Investigators evaluated whether AZD3463 can induce apoptosis in a dose-dependent manner in a subset of AML patients.
The ALK inhibitor AZD3463 appears to induce apoptosis in a dose-dependent manner and may have a role in helping patients with sorafenib-resistant acute myeloid leukemia (AML), according to a new study published in Blood Cancer Journal.
Sausan A. Moharram, of Lund University in Sweden, and colleagues examined the kinase-dependency of sorafenib-sensitive cells and sorafenib-resistant cells by employing a library of 378 kinase inhibitors. They found that AZD3463 inhibited sorafenib-sensitive and sorafenib-resistant cells equally well.
“The interesting finding was that an ALK inhibitor (AZD3463) was effective in killing cells with FLT3-ITD mutations, including those who had developed secondary mechanisms of resistance to a first-generation FLT3 inhibitor (sorafenib),” Jeffrey Lancet, MD, chair of the Moffitt Cancer Center's Department of Malignant Hematology, told Cancer Network. Although this was a non-clinical study utilizing cell lines and mice, the results are intriguing, he said.
Lancet also noted that the study is very important because it utilizes high-throughput screening of drugs that may have off-target effects, and this can potentially be repurposed for other cancer types beyond those for which it was originally designed.
Researchers conducted cell line studies and characterized sorafenib-sensitive and sorafenib-resistant cells with respect to tyrosine kinase signaling using peptide-based kinase profiling. They found that peptide substrates selective for PDGFRB, CSK, and FES displayed elevated tyrosine phosphorylation in sorafenib-resistant cells compared with sorafenib-sensitive cells.
AZD3463 has been shown to be potent in ALK-driven preclinical models and produced positive results in preclinical testing of neuroblastomas with ALK mutations. This agent also has been shown to be potent in a variety of crizotinib-resistant models. The current study demonstrated that AZD3463 inhibited FLT3-ITD selectively without affecting wild-type FLT3 signaling.

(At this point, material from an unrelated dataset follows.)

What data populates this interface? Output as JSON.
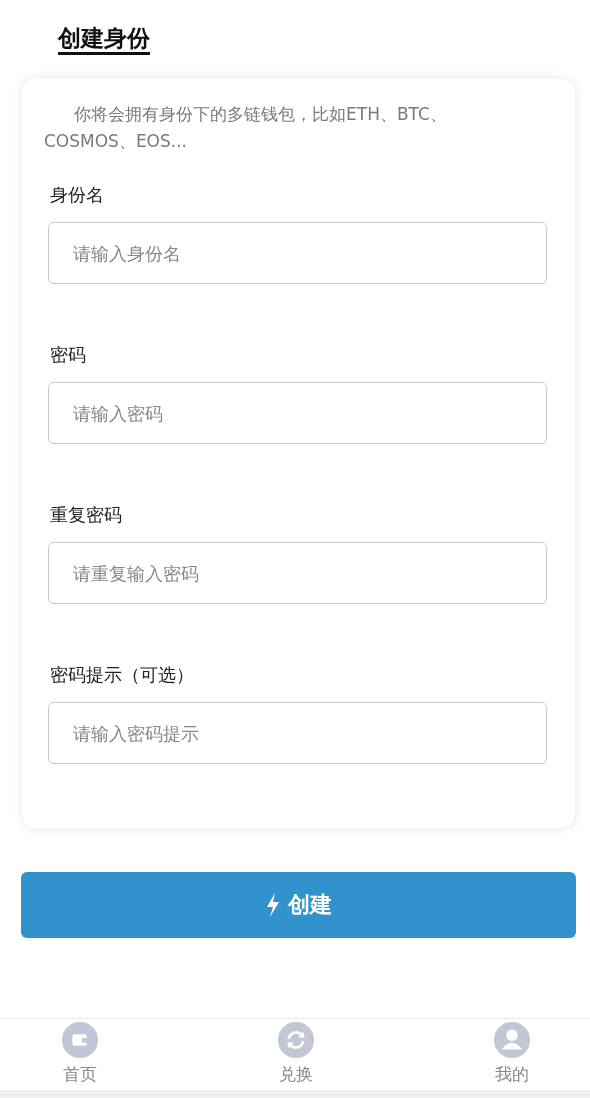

Lancet said it has been postulated that AZD3463 stereochemically fits into the ATP binding pocket of mutated FLT3, similar to quizartinib. If AZD3463 is further developed clinically for ALK-mutated tumors, there may be opportunity for it in the setting of FLT3-mutated AML as well. However, he noted that many second-generation FLT3 inhibitors have already been developed or are in development. “So, the setting in which a drug like AZD3463 would fit in is unclear,” Lancet told Cancer Network.
According to the authors, approximately 30% of patients with AML carry an internal tandem duplication (ITD) mutation in the type III receptor tyrosine kinase FLT3, and this patient population tends to have a poorer prognosis than other AML patient groups. Several inhibitors targeting FLT3 have undergone clinical trial testing and demonstrated a transient response with monotherapy. It is theorized that a combination approach is warranted, and these new findings may help better inform future clinical trials.